I just did the math of Houseworld.
The total price tag for 15 months of Houseworld was $87,172.94.
The revenue of Houseworld was $67,634.27.
We’ve been working on Houseworld for 15 months. We presented 38 intimate shows to New York City. With each audience numbering around 30, Houseworld has been performed for about 1100 people, so far.
From September 2014, through the free Flatbush performances, to the completion of the Kickstarter campaign in June 2015, Houseworld cost $9141.53. We received $1217 in donations during this time, usually from generous audience members after the performances. ($300 came from my aunt and grandma)
We raised $35,062 through Kickstarter, through you. This covered a huge chunk of the cost of Houseworld: 40% of it!
From the completion of the Kickstarter campaign to today, we spent $78,031.41 on Houseworld.
$27,991.53 went directly into the pockets of our cast and crew. I am proud of this. Everyone created the Flatbush performances and Kickstarter fundraiser performances for free. Most of the performers earned about $9 per hour to do the Williamsburg performances, and there were plenty of folks earning less or volunteering their time. Everyone deserved much more, but then again, it was nice to be getting paid to be doing something so expressive and weird and fun.

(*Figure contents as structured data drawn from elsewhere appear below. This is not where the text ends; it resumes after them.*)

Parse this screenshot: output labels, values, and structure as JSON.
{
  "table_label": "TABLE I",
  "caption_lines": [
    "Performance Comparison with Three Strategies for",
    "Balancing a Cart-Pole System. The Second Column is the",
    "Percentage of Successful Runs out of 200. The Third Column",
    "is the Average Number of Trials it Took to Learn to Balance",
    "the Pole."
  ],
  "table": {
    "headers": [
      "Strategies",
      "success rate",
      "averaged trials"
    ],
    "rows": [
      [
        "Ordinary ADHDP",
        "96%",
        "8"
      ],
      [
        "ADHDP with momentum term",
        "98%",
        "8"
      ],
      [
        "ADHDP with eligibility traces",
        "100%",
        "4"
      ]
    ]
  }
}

I’m walking away from these first 15 months of Houseworld with a $19,380.59 debt. I’m not a rich kid. In a year, I’ve never earned more than the high $30,000s. The Houseworld money I contributed came from teaching piano lessons and playing music at churches and squirreling away my savings. I am proud that I’ve put this much money into the arts, and proud that I provided what I hope was a moving experience to our audience and cast and crew.
The risks, demands, and stress of these big finances was not traumatic for me. I’m going to save back up and do it again as soon as I can. I hope I can snag some grants and attract more investors this time around.
Have a happy 2016, everyone. Peace and love to the strange intersection between art and money.